Most ERISA benefit plans contain language in which the plan gives itself (or the administrator it hires) unlimited discretion to decide who’s entitled to benefits. These are called “discretionary clauses.” For example, employer-sponsored health coverage might only cover surgery or prescriptions that are “medically necessary” and give the plan itself the unlimited right to decide what is “medically necessary.” These provisions effectively allow your insurance plan to decide you aren’t entitled to coverage “because we said so,” even if a judge decides the weight of the evidence shows you’re entitled to coverage.

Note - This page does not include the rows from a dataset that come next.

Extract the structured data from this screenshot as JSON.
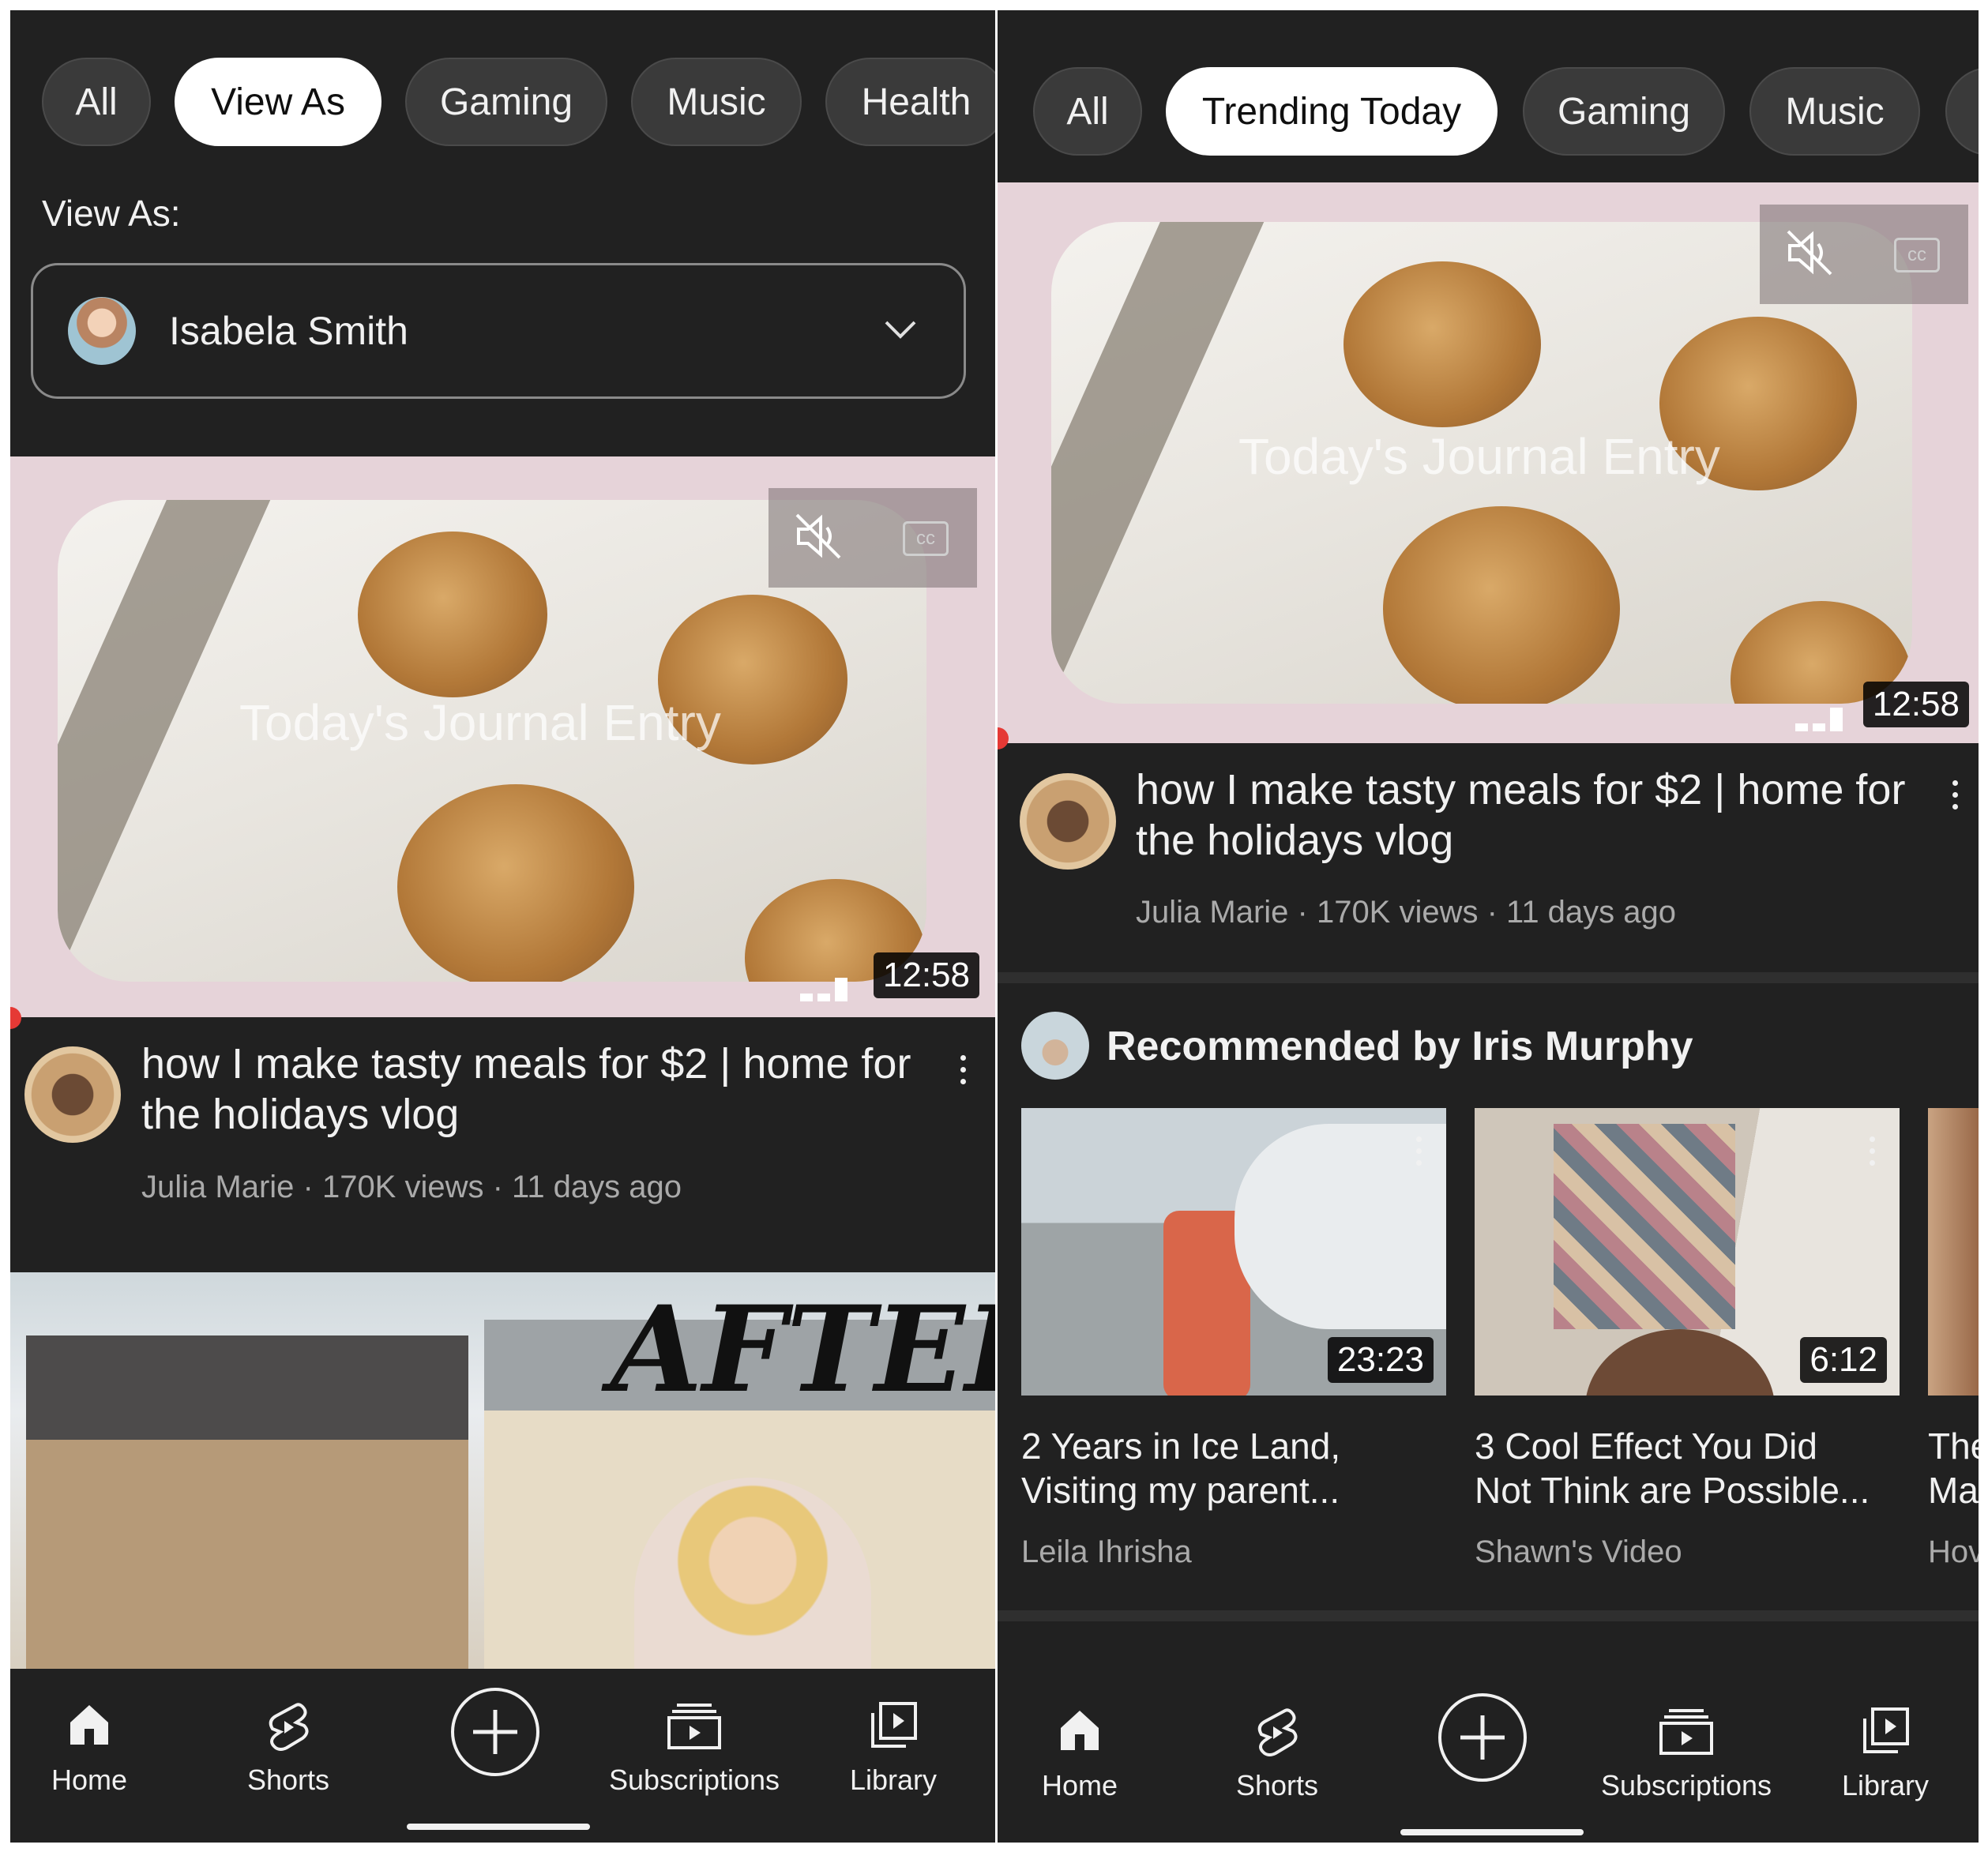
{
  "colors": {
    "background": "#212121",
    "accent_pink": "#e6d3d9",
    "chip_active": "#ffffff",
    "chip_inactive": "#3a3a3a",
    "text_secondary": "#aaaaaa",
    "progress_red": "#e53935"
  },
  "left": {
    "chips": [
      {
        "label": "All",
        "active": false
      },
      {
        "label": "View As",
        "active": true
      },
      {
        "label": "Gaming",
        "active": false
      },
      {
        "label": "Music",
        "active": false
      },
      {
        "label": "Health",
        "active": false
      }
    ],
    "view_as": {
      "label": "View As:",
      "selected_user": "Isabela Smith",
      "icon": "chevron-down-icon"
    },
    "featured": {
      "overlay_text": "Today's Journal Entry",
      "duration": "12:58",
      "title": "how I make tasty meals for $2 | home for the holidays vlog",
      "meta": "Julia Marie · 170K views · 11 days ago"
    },
    "next_thumb": {
      "overlay_text": "AFTER"
    }
  },
  "right": {
    "chips": [
      {
        "label": "All",
        "active": false
      },
      {
        "label": "Trending Today",
        "active": true
      },
      {
        "label": "Gaming",
        "active": false
      },
      {
        "label": "Music",
        "active": false
      }
    ],
    "featured": {
      "overlay_text": "Today's Journal Entry",
      "duration": "12:58",
      "title": "how I make tasty meals for $2 | home for the holidays vlog",
      "meta": "Julia Marie · 170K views · 11 days ago"
    },
    "recommended": {
      "heading": "Recommended by Iris Murphy",
      "videos": [
        {
          "duration": "23:23",
          "title_line1": "2 Years in Ice Land,",
          "title_line2": "Visiting my parent...",
          "channel": "Leila Ihrisha"
        },
        {
          "duration": "6:12",
          "title_line1": "3 Cool Effect You Did",
          "title_line2": "Not Think are Possible...",
          "channel": "Shawn's Video"
        },
        {
          "title_line1": "The",
          "title_line2": "Ma",
          "channel": "Hov"
        }
      ]
    }
  },
  "nav": {
    "items": [
      {
        "label": "Home",
        "icon": "home-icon"
      },
      {
        "label": "Shorts",
        "icon": "shorts-icon"
      },
      {
        "label": "",
        "icon": "create-icon"
      },
      {
        "label": "Subscriptions",
        "icon": "subscriptions-icon"
      },
      {
        "label": "Library",
        "icon": "library-icon"
      }
    ]
  }
}
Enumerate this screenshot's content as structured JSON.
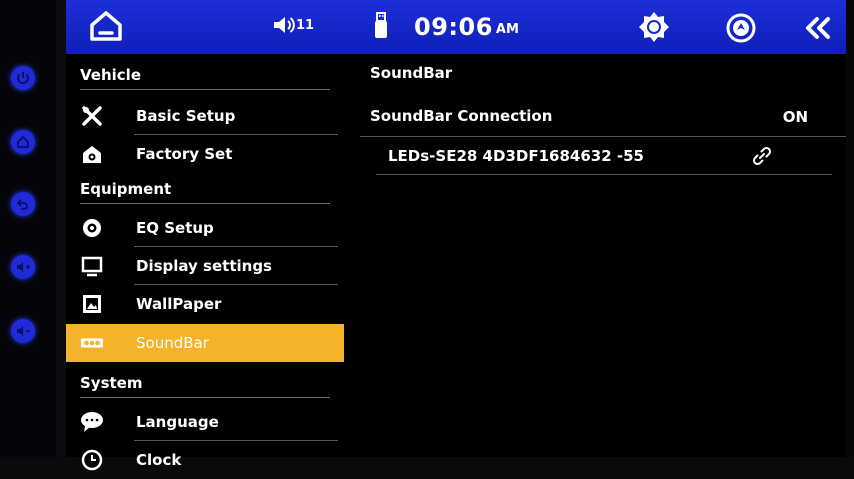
{
  "colors": {
    "status_bar": "#1a2bd4",
    "active_item": "#f3b32a",
    "hardware_button": "#1f2bd9",
    "background": "#000000"
  },
  "hardware_buttons": [
    {
      "icon": "power-icon"
    },
    {
      "icon": "home-icon"
    },
    {
      "icon": "back-icon"
    },
    {
      "icon": "volume-up-icon"
    },
    {
      "icon": "volume-down-icon"
    }
  ],
  "status_bar": {
    "volume_level": "11",
    "time": "09:06",
    "ampm": "AM",
    "icons": [
      "home-icon",
      "volume-icon",
      "usb-icon",
      "brightness-icon",
      "navigation-icon",
      "collapse-icon"
    ]
  },
  "sidebar": {
    "sections": [
      {
        "label": "Vehicle",
        "items": [
          {
            "label": "Basic Setup",
            "icon": "tools-icon"
          },
          {
            "label": "Factory Set",
            "icon": "factory-icon"
          }
        ]
      },
      {
        "label": "Equipment",
        "items": [
          {
            "label": "EQ Setup",
            "icon": "speaker-icon"
          },
          {
            "label": "Display settings",
            "icon": "monitor-icon"
          },
          {
            "label": "WallPaper",
            "icon": "wallpaper-icon"
          },
          {
            "label": "SoundBar",
            "icon": "soundbar-icon",
            "active": true
          }
        ]
      },
      {
        "label": "System",
        "items": [
          {
            "label": "Language",
            "icon": "chat-bubble-icon"
          },
          {
            "label": "Clock",
            "icon": "clock-icon"
          }
        ]
      }
    ]
  },
  "content": {
    "title": "SoundBar",
    "connection_label": "SoundBar Connection",
    "connection_value": "ON",
    "device_name": "LEDs-SE28 4D3DF1684632 -55",
    "device_icon": "link-icon"
  }
}
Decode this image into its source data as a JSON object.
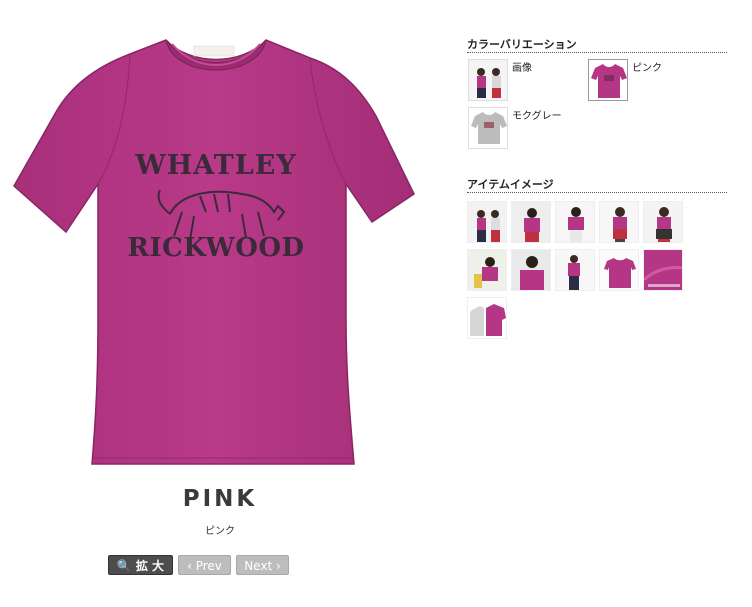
{
  "product": {
    "color_name_en": "PINK",
    "color_name_jp": "ピンク",
    "print_line1": "WHATLEY",
    "print_line2": "RICKWOOD"
  },
  "controls": {
    "zoom_label": "拡 大",
    "prev_label": "‹ Prev",
    "next_label": "Next ›"
  },
  "color_variation": {
    "title": "カラーバリエーション",
    "items": [
      {
        "label": "画像"
      },
      {
        "label": "ピンク",
        "selected": true
      },
      {
        "label": "モクグレー"
      }
    ]
  },
  "item_images": {
    "title": "アイテムイメージ",
    "count": 11
  },
  "colors": {
    "shirt_pink": "#b53685",
    "shirt_pink_dark": "#8f2766",
    "print_ink": "#3b2a3a",
    "grey": "#bcbcbc"
  }
}
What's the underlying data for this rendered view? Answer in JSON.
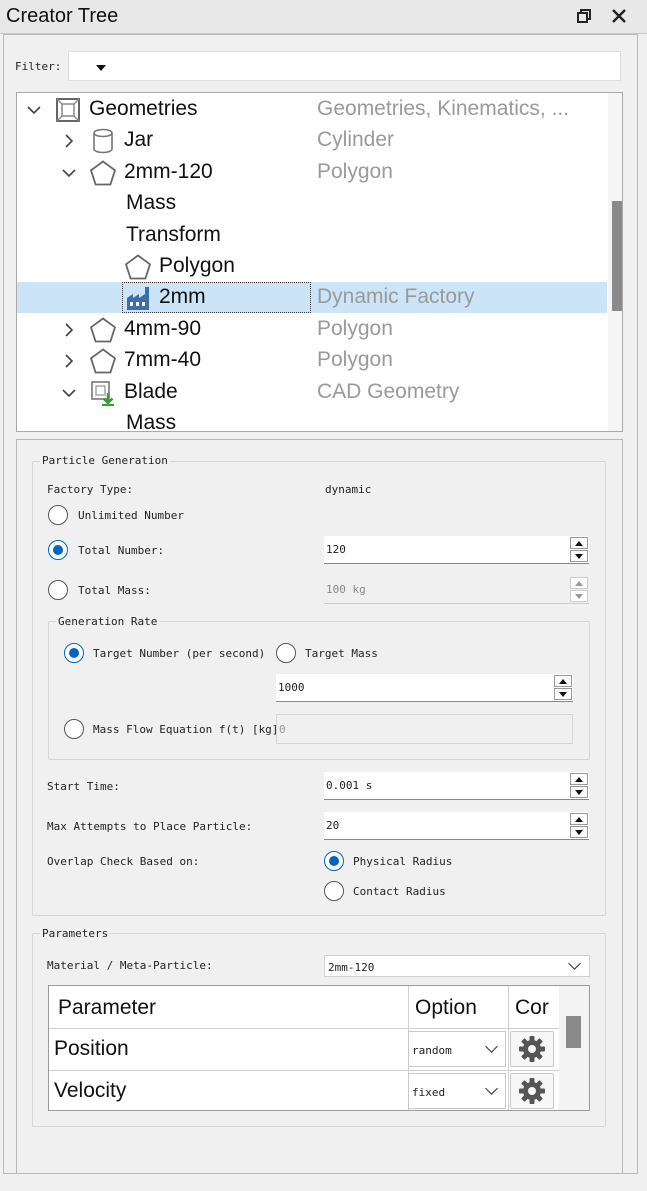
{
  "window": {
    "title": "Creator Tree"
  },
  "filter": {
    "label": "Filter:",
    "value": ""
  },
  "tree": {
    "rows": [
      {
        "label": "Geometries",
        "type": "Geometries, Kinematics, ...",
        "expander": "expanded",
        "icon": "geometries-box-icon"
      },
      {
        "label": "Jar",
        "type": "Cylinder",
        "expander": "collapsed",
        "icon": "cylinder-icon"
      },
      {
        "label": "2mm-120",
        "type": "Polygon",
        "expander": "expanded",
        "icon": "pentagon-icon"
      },
      {
        "label": "Mass",
        "type": "",
        "expander": "none",
        "icon": ""
      },
      {
        "label": "Transform",
        "type": "",
        "expander": "none",
        "icon": ""
      },
      {
        "label": "Polygon",
        "type": "",
        "expander": "none",
        "icon": "pentagon-icon"
      },
      {
        "label": "2mm",
        "type": "Dynamic Factory",
        "expander": "none",
        "icon": "factory-icon",
        "selected": true
      },
      {
        "label": "4mm-90",
        "type": "Polygon",
        "expander": "collapsed",
        "icon": "pentagon-icon"
      },
      {
        "label": "7mm-40",
        "type": "Polygon",
        "expander": "collapsed",
        "icon": "pentagon-icon"
      },
      {
        "label": "Blade",
        "type": "CAD Geometry",
        "expander": "expanded",
        "icon": "cad-import-icon"
      },
      {
        "label": "Mass",
        "type": "",
        "expander": "none",
        "icon": ""
      }
    ]
  },
  "particle_generation": {
    "title": "Particle Generation",
    "factory_type_label": "Factory Type:",
    "factory_type_value": "dynamic",
    "unlimited_label": "Unlimited Number",
    "total_number_label": "Total Number:",
    "total_number_value": "120",
    "total_mass_label": "Total Mass:",
    "total_mass_value": "100 kg",
    "generation_rate": {
      "title": "Generation Rate",
      "target_number_label": "Target Number (per second)",
      "target_mass_label": "Target Mass",
      "rate_value": "1000",
      "mass_flow_label": "Mass Flow Equation f(t) [kg]",
      "mass_flow_value": "0"
    },
    "start_time_label": "Start Time:",
    "start_time_value": "0.001 s",
    "max_attempts_label": "Max Attempts to Place Particle:",
    "max_attempts_value": "20",
    "overlap_label": "Overlap Check Based on:",
    "physical_radius_label": "Physical Radius",
    "contact_radius_label": "Contact Radius"
  },
  "parameters": {
    "title": "Parameters",
    "material_label": "Material / Meta-Particle:",
    "material_value": "2mm-120",
    "table": {
      "headers": [
        "Parameter",
        "Option",
        "Cor"
      ],
      "rows": [
        {
          "parameter": "Position",
          "option": "random"
        },
        {
          "parameter": "Velocity",
          "option": "fixed"
        }
      ]
    }
  },
  "colors": {
    "accent": "#0067c0",
    "selection": "#cce4f7",
    "type_text": "#9a9a9a"
  }
}
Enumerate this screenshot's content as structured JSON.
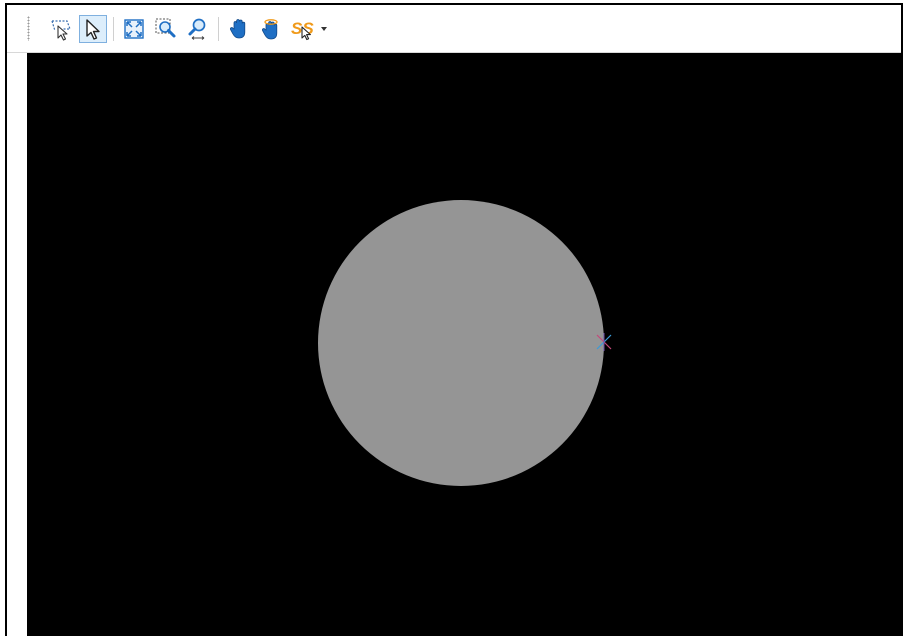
{
  "toolbar": {
    "tools": [
      {
        "icon": "lasso-select-icon",
        "active": false
      },
      {
        "icon": "pointer-select-icon",
        "active": true
      },
      {
        "icon": "zoom-extents-icon",
        "active": false
      },
      {
        "icon": "zoom-window-icon",
        "active": false
      },
      {
        "icon": "zoom-realtime-icon",
        "active": false
      },
      {
        "icon": "pan-hand-icon",
        "active": false
      },
      {
        "icon": "orbit-hand-icon",
        "active": false
      },
      {
        "icon": "snap-settings-icon",
        "active": false
      }
    ]
  },
  "viewport": {
    "background_color": "#000000",
    "shape": "circle",
    "shape_fill": "#959595",
    "marker_colors": [
      "#c4487a",
      "#3a9bd8",
      "#6b4ea8"
    ]
  },
  "colors": {
    "accent_active": "#ddeefb",
    "accent_border": "#7fb0df",
    "icon_blue": "#1f6fc4",
    "icon_orange": "#f09a1a"
  }
}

That’s because the U.S. Supreme Court decided, in the Firestone Tire & Rubber Co. v. Bruch case, that “discretionary clauses” mean the judge in an ERISA lawsuit must defer to the company’s decision – even if the judge decides the company was wrong – unless the decision was so badly made that it was “arbitrary and capricious.” For instance, if the company decides the surgery your doctor recommended isn’t “medically necessary,” even though six physicians say you need the surgery and only one says it’s unnecessary, the court can’t say the company got it wrong. Where there’s a discretionary clause, the court can only disagree with the company’s decision if the company’s decision was not just wrong but “arbitrary and capricious.”
Surprising nobody, after the Firestone decision, every ERISA plan promptly added discretionary clauses making it easier for the company to deny claims.
Fortunately for plan participants, voters in many states, including Washington State, responded by enacting legislation prohibiting discretionary clauses.
The upshot is plan participants in states like Washington where discretionary clauses are unlawful have a significantly better chance at obtaining coverage for surgery, prescriptions, disability benefits or other ERISA-governed benefits because the company can’t deny claims simply “because we said so.”